La deuxième raison est que je suis souvent accompagné dans mes expéditions par un photographe, David Styv, qui est à l’initiative des illustrations de mon livre, illustrations auxquelles a aussi contribué Didier Martin. C’est donc un témoignage collectif de ce type d’exploration, je suis rarement parti seul précisément pour essayer de ramener dans mes sacoches autre chose qu’une expérience intérieure.
Ce livre, c’est une volonté de partager ma passion du voyage à vélo, les lieux extraordinaires que j’ai eu la chance d’explorer, et de mettre le tout en musique grâce aux photos, à l’aide de personnes qui ont des yeux particuliers. Et j’espère inciter les gens à se mettre en mouvement, pour reprendre Montaigne qui écrivait “la vie n’est que mouvement”. Le vélo, pour cet objectif, est un outil formidable et bien plus accessible qu’on ne le pense.
Avez-vous un itinéraire ou un défi que vous rêvez encore d’accomplir ?

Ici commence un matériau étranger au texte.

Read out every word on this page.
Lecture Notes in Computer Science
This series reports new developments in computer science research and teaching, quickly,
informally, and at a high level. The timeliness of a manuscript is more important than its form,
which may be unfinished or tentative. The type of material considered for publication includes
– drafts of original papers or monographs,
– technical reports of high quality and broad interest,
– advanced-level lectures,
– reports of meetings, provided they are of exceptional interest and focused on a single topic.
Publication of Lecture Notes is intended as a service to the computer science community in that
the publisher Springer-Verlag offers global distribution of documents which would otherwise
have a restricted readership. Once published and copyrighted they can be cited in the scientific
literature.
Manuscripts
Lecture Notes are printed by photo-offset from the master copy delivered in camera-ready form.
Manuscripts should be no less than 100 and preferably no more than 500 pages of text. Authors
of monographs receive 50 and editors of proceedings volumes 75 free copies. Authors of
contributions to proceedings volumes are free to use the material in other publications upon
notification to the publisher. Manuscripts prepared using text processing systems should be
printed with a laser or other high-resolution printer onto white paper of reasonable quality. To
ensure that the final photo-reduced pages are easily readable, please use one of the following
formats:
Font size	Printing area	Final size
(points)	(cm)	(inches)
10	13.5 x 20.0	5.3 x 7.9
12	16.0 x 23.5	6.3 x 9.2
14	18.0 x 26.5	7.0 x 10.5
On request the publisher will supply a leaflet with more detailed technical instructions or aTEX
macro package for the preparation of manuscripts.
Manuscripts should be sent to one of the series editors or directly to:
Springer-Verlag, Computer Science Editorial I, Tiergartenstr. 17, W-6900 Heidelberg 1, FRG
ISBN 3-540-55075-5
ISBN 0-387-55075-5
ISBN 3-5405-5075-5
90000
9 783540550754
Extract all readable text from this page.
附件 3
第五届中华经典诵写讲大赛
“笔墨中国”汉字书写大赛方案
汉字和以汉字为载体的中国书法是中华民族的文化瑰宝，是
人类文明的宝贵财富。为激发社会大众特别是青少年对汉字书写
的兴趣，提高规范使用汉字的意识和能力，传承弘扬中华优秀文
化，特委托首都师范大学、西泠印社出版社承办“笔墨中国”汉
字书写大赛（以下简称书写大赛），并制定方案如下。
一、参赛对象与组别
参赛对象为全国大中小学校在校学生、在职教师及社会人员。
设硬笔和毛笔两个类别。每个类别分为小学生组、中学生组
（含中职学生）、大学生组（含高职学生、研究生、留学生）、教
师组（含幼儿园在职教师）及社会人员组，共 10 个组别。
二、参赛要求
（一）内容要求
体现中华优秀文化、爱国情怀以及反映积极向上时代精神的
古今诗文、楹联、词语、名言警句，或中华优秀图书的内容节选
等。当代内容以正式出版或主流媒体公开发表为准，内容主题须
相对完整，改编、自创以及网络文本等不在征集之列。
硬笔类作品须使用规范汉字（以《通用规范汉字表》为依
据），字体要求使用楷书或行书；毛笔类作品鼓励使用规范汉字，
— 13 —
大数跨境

Je ne suis pas de ceux qui cochent des cases. Je ne me dis pas qu’il faut que je fasse telle ou telle chose pour que ma vie soit réussie. En revanche, avec l’âge, comme j’approche des 40 ans (il les aura en juillet), je trouve sain d’imaginer et même de rêver refaire quelque chose que j’ai déjà fait. Pour explorer et retrouver une beauté que j’ai pu détecter et percevoir, en particulier, au Pérou.
Je rêve donc de pouvoir refaire l’expédition du Chemin royal des Incas, qui est l’une des plus belles que j’ai réalisées. Il y a probablement beaucoup de choses que je n’ai pas vues, et refaire ce tracé me permettra peut-être d’y saisir encore un peu plus d’ingrédients et de beauté.